Existem aquelas pessoas, que todos já conhecemos e alguns de nós somos, que têm uma relação irracional e sem objetividade com o poder. Pessoas que precisam controlar rigorosamente tudo. Todos já tivemos chefes assim. Quando olhamos de perto para essas pessoas, vemos que elas buscam freneticamente uma coisa perdida. Na esfera privada, telefonam para esposas, maridos e filhos para saber onde estão; precisam de previsões precisas sobre todos os acontecimentos; fazem contas, cálculos, tudo com uma dose exagerada de ansiedade. Mudanças no horário do vôo, atrasos, desencontram tiram essas pessoas do eixo. São os “control freaks”.
Ninguém jamais conseguiu demonstrar a relação entre a quantidade de poder inter-pessoal e coisas como “satisfação” e “felicidade”. Os “control freaks” são sempre infelizes, independente da quantidade de poder de fato que concentrem em suas poderosas mãos.
Na verdade, existe sim uma relação e ela é direta, entre a quantidade de poder que se tem sobre si mesmo e o capacidade para este estranho estado que alguns chamamos de felicidade, outros de serenidade, outros de plenitude. Para mim tanto faz. Esse poder sobre nós mesmos implica coersão, sistemas de controle e submissão e análogos de muitas formas de poder inter-pessoal conhecidas. Confrontamos tendências de nossos metabolismos energéticos, de nossos neurotransmissores e de nossos hormônios. Submetemos NOSSAS NATUREZAS à nossa vontade.
Ontem tive informação sobre duas situações de perda absoluta de controle. Uma de uma moça, jovem mãe, que ganhou mais de 30 quilos depois do parto. Procurou a ajuda do grupo ao qual pertenço de atletas, praticantes e estudiosos de treinamento. Contou que buscou os serviços de um personal trainer, nutricionistas e médicos, mas o relato dela mostrou que foi obviamente muito mal-orientada. Nos achou e buscou nosso apoio. Ela tomou pelo menos 6 medidas pró-ativas para recuperar o controle sobre seu corpo: 1. buscou uma academia; 2. contratou um personal trainer; 3. se engajou num programa de treinamento; 4. contratou um nutricionista; 5. está seguindo uma dieta; 6. contratou um endocrinologista.
O outro caso é de uma mulher obesa e portadora de desordens mentais que conheço há alguns anos. Ela também deve estar cerca de 30 ou 40 quilos acima de seu peso adequado. No entanto, ao contrário da moça anterior, não toma nenhuma iniciativa no sentido de solucionar nenhum de seus problemas. Pelo contrário: repele as tentativas que outros fazem de removê-la de sua relação com a infelicidade e a degradação física e mental.

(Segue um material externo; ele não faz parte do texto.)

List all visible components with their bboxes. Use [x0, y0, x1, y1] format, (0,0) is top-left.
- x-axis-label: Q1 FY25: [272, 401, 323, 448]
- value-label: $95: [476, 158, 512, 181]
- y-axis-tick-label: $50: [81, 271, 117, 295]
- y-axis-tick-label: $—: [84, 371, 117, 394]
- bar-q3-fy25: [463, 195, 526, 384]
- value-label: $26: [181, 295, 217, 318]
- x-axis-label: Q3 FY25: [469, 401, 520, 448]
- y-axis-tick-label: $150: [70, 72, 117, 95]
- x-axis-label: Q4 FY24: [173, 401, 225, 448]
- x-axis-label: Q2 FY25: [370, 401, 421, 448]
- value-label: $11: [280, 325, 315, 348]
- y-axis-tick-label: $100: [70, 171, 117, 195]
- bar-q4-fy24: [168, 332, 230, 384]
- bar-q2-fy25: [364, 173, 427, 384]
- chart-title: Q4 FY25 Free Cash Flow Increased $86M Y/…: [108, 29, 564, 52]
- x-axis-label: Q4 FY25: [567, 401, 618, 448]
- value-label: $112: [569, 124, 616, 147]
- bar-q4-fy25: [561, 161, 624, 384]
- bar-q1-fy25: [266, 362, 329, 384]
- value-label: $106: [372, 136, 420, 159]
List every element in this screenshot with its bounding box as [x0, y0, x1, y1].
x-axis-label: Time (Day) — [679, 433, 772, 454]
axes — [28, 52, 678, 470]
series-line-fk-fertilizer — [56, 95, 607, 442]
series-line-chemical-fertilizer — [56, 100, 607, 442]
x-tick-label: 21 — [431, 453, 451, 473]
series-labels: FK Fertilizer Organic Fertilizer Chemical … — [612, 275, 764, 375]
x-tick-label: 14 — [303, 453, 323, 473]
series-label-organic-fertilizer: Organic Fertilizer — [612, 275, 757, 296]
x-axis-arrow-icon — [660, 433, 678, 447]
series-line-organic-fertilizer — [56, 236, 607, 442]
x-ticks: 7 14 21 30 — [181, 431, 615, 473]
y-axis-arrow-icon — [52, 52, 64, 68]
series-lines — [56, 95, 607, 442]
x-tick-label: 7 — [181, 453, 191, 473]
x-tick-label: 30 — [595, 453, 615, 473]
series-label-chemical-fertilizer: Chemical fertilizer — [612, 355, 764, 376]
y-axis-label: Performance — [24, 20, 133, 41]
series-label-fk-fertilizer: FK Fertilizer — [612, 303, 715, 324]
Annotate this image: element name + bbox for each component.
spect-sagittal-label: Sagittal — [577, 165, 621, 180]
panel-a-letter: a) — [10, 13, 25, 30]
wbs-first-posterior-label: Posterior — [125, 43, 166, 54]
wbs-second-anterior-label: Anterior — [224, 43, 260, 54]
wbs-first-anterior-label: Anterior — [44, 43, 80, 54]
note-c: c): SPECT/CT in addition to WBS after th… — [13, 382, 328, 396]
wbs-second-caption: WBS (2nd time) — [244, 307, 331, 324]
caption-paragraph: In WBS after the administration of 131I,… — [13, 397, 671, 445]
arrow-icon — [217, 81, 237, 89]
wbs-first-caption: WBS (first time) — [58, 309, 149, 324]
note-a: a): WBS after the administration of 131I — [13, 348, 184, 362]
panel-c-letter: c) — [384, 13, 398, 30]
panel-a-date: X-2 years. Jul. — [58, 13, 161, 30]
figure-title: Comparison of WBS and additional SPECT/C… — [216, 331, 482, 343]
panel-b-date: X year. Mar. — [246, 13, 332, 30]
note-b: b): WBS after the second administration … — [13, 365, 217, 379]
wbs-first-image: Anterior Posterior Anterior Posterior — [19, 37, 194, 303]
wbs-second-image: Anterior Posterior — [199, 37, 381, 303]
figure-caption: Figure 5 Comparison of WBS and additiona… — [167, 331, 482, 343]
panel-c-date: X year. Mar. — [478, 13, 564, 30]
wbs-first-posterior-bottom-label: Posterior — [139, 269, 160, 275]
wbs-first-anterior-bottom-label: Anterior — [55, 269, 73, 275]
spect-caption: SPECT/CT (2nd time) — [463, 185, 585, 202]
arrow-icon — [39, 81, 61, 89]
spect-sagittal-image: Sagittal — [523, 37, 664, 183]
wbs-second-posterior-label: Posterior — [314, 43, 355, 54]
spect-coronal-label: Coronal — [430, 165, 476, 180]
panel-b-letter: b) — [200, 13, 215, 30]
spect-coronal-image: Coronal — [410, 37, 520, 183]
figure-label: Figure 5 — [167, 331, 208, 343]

Sou otimista em relação à primeira moça e pessimista em relação a esta mulher. Mais de uma década de convivência com ela ilustrou uma perversa satisfação vigente entre os humanos com a própria miséria, o cruel prazer da irresponsabilidade de que o escravo goza.
O poder sobre si mesmo envolve coersão e disciplina, como eu disse. Combater outras vontades: vontades ditadas por nossa insulina, pela propaganda da indústria alimentícia e de consumo em geral e a vontade de outras pessoas que se expressa dentro de nós. Criar sistemas arbitrários de prioridades e comportamentos, segundo aquilo que acreditamos, e impô-los.
O poder sobre si mesmo é a única forma de poder positivamente relacionada com a saúde integral – corpo e mente. Naturalmente, na condição de miséria socio-econômica, ninguém consegue desenvolver poder sobre si mesmo porque faltam as condições mínimas para que o indivíduo desloque alguma atenção das tarefas da sobrevivência imediata. O poder sobre si mesmo requer auto-atenção.
Cada pessoa acha seu caminho em direção ao aumento desse poder. Alguns desenvolvem técnicas de controle mental, como a meditação. Outros, como eu, buscam a disciplina do corpo e da mente através de atividade física e controle da alimentação. Não importa por onde se vá.
Hoje, não tenho dúvidas de que o único poder que importa é o poder que temos sobre nós mesmos.